81. Search in Rotated Sorted Array I II

Search in Rotated Sorted Array I

Suppose a sorted array is rotated at some pivot unknown to you beforehand.

(i.e.,

0 1 2 4 5 6 7

might become

4
5 6 7 0 1 2

).

You are given a target value to search. If found in the array return its index, otherwise return -1.

You may assume no duplicate exists in the array.

Search in Rotated Sorted Array II

Follow up for "Search in Rotated Sorted Array":

What if duplicates are allowed?

Would this affect the run-time complexity? How and why?

Write a function to determine if a given target is in the array.

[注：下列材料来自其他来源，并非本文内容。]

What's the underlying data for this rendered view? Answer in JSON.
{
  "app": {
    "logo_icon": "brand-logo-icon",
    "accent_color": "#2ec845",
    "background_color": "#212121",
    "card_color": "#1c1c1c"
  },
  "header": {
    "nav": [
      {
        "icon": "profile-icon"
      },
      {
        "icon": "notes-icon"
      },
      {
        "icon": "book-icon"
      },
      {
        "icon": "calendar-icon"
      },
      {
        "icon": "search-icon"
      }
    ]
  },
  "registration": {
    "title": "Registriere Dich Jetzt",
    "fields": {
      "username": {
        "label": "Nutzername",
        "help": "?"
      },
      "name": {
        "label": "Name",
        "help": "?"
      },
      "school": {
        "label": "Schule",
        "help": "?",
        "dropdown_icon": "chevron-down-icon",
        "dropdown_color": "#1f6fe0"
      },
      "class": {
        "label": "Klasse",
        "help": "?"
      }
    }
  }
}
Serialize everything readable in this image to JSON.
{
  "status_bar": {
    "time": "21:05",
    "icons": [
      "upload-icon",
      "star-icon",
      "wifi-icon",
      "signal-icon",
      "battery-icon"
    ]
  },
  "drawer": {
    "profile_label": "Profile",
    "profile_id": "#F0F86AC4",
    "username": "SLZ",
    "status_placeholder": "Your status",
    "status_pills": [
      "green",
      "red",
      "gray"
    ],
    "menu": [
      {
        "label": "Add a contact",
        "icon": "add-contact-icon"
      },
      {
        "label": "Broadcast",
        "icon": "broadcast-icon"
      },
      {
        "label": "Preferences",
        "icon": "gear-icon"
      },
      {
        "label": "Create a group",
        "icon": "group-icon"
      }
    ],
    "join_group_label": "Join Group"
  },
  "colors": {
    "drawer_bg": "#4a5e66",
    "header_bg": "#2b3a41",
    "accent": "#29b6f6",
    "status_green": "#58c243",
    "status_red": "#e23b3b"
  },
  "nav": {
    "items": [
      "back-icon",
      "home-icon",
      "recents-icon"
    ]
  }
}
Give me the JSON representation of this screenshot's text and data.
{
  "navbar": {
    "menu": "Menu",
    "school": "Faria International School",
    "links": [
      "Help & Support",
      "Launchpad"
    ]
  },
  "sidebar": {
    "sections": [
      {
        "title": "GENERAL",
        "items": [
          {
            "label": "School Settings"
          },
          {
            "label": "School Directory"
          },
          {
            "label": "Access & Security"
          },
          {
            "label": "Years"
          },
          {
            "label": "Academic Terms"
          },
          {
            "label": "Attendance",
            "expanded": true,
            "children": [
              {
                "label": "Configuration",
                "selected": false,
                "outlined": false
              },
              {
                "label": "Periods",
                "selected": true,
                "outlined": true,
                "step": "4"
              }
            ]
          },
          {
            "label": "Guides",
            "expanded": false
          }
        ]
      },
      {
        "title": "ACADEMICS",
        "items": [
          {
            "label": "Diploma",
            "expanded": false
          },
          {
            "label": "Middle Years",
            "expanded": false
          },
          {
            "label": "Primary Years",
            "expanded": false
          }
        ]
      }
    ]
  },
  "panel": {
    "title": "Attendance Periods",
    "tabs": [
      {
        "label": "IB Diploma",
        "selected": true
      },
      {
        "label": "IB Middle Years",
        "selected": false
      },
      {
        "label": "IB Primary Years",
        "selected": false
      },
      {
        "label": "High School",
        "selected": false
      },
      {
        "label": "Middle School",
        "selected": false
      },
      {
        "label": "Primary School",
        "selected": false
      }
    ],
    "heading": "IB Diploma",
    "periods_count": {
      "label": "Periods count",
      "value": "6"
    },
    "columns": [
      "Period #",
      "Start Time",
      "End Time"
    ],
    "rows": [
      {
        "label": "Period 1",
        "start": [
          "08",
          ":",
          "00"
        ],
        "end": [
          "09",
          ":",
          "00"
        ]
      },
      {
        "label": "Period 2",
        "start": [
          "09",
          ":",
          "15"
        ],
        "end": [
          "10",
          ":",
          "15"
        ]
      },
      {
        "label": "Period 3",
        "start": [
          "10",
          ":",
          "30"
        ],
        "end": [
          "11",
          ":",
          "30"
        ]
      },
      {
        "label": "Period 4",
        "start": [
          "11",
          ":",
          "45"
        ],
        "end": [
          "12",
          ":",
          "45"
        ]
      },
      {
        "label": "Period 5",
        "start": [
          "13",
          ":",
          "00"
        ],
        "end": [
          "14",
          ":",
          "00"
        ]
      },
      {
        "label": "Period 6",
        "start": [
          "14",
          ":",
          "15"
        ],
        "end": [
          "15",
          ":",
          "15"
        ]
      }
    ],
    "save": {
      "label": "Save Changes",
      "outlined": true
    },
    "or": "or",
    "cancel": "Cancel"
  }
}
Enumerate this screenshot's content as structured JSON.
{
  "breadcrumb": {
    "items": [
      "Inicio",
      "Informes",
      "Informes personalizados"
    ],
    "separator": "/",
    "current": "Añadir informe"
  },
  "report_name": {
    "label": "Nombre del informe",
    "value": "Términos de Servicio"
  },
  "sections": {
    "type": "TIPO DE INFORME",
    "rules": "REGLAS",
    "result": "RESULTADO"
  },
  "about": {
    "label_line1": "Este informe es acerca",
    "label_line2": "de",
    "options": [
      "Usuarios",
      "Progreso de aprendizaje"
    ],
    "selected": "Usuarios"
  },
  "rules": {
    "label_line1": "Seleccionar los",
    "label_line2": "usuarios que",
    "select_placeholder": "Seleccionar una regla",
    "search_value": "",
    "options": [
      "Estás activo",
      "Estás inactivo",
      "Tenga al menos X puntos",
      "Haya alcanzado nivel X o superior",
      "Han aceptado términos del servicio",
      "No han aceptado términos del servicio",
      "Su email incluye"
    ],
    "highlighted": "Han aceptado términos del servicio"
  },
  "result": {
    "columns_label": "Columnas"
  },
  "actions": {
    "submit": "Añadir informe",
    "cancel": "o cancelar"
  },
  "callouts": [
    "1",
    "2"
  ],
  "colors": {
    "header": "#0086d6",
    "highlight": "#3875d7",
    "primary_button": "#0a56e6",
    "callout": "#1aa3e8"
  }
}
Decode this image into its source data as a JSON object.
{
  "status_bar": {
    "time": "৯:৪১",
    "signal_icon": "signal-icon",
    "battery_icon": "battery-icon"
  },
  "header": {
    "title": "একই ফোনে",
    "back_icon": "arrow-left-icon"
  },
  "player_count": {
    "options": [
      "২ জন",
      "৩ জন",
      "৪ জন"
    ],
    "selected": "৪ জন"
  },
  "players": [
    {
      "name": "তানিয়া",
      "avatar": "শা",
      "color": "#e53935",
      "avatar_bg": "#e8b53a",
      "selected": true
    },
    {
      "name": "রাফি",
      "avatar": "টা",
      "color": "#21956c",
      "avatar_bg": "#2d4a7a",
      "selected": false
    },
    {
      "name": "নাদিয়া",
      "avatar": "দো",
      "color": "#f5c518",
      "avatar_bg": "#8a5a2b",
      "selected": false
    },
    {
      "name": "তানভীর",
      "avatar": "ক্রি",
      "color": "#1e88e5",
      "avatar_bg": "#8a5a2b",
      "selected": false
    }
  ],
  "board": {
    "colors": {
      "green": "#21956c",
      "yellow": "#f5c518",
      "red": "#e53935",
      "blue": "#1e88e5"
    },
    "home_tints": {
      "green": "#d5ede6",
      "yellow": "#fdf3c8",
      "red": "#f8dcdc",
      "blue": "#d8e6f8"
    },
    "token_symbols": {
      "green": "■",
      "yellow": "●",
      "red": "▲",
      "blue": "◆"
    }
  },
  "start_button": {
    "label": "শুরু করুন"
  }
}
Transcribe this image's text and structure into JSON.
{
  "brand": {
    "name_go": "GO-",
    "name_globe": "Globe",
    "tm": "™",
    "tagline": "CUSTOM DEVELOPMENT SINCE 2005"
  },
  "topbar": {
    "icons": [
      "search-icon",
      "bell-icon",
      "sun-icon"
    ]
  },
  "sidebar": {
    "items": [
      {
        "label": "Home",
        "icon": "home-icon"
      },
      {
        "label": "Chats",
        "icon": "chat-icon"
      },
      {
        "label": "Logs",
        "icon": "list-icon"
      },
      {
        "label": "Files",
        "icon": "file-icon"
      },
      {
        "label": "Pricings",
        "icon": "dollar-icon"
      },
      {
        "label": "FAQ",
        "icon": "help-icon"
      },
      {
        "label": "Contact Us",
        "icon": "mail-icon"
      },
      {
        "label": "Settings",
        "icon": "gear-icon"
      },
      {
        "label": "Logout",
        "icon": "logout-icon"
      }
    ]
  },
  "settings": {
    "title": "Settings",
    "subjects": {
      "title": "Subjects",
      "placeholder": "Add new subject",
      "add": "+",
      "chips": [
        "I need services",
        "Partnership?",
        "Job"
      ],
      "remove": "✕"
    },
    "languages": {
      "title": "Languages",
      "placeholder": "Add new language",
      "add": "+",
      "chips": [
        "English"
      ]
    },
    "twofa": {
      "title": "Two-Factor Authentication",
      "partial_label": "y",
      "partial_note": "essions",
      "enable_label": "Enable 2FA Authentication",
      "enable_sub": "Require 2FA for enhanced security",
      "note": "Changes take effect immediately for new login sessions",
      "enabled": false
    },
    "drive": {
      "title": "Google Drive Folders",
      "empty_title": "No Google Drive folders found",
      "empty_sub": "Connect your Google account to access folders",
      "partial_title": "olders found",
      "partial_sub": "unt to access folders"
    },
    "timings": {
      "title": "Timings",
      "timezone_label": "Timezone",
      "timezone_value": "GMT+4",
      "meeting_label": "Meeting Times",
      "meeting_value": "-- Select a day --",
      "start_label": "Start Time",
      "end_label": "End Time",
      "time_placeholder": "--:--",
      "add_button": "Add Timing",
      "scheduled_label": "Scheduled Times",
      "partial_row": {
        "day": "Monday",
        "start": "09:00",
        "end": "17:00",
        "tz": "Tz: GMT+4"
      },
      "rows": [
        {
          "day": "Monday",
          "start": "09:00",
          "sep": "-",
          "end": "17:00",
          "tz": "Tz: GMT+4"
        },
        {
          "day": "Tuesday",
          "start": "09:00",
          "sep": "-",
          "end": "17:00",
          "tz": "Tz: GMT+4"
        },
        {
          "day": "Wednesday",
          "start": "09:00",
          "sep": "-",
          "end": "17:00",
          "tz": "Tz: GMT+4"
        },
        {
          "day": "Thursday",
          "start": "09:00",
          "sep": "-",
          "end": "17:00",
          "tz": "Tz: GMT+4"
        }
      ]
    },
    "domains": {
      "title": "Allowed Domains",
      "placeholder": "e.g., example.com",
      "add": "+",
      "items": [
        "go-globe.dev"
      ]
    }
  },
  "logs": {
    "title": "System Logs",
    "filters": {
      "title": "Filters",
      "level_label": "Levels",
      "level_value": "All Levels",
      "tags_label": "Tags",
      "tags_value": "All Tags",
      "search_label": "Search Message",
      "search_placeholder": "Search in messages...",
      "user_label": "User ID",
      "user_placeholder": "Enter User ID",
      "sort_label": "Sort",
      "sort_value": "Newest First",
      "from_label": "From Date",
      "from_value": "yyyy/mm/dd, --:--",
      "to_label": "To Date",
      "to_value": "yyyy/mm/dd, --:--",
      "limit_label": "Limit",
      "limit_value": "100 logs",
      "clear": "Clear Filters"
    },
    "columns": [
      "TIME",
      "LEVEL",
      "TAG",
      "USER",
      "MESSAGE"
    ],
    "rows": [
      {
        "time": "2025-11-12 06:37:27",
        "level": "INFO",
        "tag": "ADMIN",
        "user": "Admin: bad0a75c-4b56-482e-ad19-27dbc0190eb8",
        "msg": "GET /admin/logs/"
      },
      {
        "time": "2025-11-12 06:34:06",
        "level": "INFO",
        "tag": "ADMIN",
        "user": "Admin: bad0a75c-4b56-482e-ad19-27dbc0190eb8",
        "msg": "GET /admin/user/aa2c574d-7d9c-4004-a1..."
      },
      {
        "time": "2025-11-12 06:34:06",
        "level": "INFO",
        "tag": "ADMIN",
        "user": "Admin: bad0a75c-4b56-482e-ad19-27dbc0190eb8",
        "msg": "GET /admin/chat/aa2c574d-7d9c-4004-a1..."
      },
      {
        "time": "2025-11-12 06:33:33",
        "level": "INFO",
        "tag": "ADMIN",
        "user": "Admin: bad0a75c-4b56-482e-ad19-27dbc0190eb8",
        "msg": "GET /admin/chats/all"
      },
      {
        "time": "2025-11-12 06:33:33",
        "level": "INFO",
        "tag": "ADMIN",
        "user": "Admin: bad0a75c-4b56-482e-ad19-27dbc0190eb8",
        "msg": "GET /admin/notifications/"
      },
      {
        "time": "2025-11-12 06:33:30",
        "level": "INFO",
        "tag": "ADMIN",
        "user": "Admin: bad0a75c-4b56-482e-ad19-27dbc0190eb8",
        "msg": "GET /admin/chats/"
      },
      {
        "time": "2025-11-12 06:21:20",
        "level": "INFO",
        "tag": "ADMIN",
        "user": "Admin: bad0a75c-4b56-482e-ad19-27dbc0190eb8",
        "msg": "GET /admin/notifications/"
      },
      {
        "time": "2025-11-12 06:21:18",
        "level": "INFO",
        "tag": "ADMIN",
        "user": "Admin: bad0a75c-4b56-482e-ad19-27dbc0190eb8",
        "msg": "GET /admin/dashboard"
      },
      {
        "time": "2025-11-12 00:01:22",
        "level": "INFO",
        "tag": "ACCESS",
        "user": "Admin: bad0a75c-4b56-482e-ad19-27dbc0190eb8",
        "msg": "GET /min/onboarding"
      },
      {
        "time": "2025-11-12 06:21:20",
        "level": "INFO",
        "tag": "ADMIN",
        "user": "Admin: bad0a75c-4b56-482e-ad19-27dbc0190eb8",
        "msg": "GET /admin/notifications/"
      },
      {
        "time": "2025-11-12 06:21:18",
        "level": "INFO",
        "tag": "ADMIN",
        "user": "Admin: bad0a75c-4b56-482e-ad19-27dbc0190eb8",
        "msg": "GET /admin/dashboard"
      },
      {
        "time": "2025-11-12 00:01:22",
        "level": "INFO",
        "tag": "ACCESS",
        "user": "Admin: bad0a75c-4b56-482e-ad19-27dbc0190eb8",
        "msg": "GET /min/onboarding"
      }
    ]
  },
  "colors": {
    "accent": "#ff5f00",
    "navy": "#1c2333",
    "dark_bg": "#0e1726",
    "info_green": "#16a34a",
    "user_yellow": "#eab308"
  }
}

思路：Search in Rotated Sorted Array I

题目一看就知道是binary search。所以关键点在于每次要能判断出target位于左半还是右半序列。解这题得先在纸上写几个rotated sorted array的例子出来找下规律。Rotated sorted array根据旋转得多少有两种情况：

原数组：0 1 2 4 5 6 7

情况1： 6 7
0 1 2
4 5 起始元素0在中间元素的左边

情况2： 2 4
5 6 7
0 1 起始元素0在中间元素的右边

两种情况都有半边是完全sorted的。根据这半边，当target != A[mid]时，可以分情况判断：

当A[mid] < A[end] < A[start]：情况1，右半序列A[mid+1 : end] sorted

A[mid] < target <= A[end], 右半序列，否则为左半序列。

当A[mid] > A[start] > A[end]：情况2，左半序列A[start : mid-1] sorted

A[start] <= target < A[mid], 左半序列，否则为右半序列

Base case：当start + 1 = end时

假设 2 4:

A[mid] = A[start] = 2 < A[end]，A[mid] < target <= A[end] 右半序列，否则左半序列

假设 4 2:

A[mid] = A[start ] = 4 > A[end], A[start] <= target < A[mid] 左半序列，否则右半序列

加入base case的情况，最终总结的规律是：

A[mid] = target, 返回mid，否则

(1)
A[mid] < A[end]: A[mid+1 : end] sorted

A[mid] < target <= A[end] 右半，否则左半。

(2)
A[mid] > A[end] : A[start : mid-1] sorted

A[start] <= target < A[mid] 左半，否则右半。

递归解法：

class Solution {
public:
int search(int A[], int n, int target) {
return searchRotatedSortedArray(A, 0, n-1, target);
}

int searchRotatedSortedArray(int A[], int start, int end, int target) {
if(start>end) return -1;
int mid = start + (end-start)/2;
if(A[mid]==target) return mid;

if(A[mid]<A[end]) { // right half sorted
if(target>A[mid] && target<=A[end])
return searchRotatedSortedArray(A, mid+1, end, target);
else
return searchRotatedSortedArray(A, start, mid-1, target);
}
else {  // left half sorted
if(target>=A[start] && target<A[mid])
return searchRotatedSortedArray(A, start, mid-1, target);
else
return searchRotatedSortedArray(A, mid+1, end, target);
}
}
};

递归解法很容易改写成迭代解法：

class Solution {
public:
int search(int A[], int n, int target) {
int start = 0, end = n-1;
while(start<=end) {
int mid = start + (end-start)/2;
if(A[mid]==target) return mid;

if(A[mid]<A[end]) { // right half sorted
if(target>A[mid] && target<=A[end])
start = mid+1;
else
end = mid-1;
}
else {  // left half sorted
if(target>=A[start] && target<A[mid])
end = mid-1;
else
start = mid+1;
}
}
return -1;
}
};

思路：Search in Rotated Sorted Array II

当有重复数字，会存在A[mid] = A[end]的情况。此时右半序列A[mid-1 : end]可能是sorted，也可能并没有sorted，如下例子。

3 1
2 3 3
3 3

3 3
3 3 1
2 3

所以当A[mid] = A[end] != target时，无法排除一半的序列，而只能排除掉A[end]：

A[mid] = A[end] != target时：搜寻A[start : end-1]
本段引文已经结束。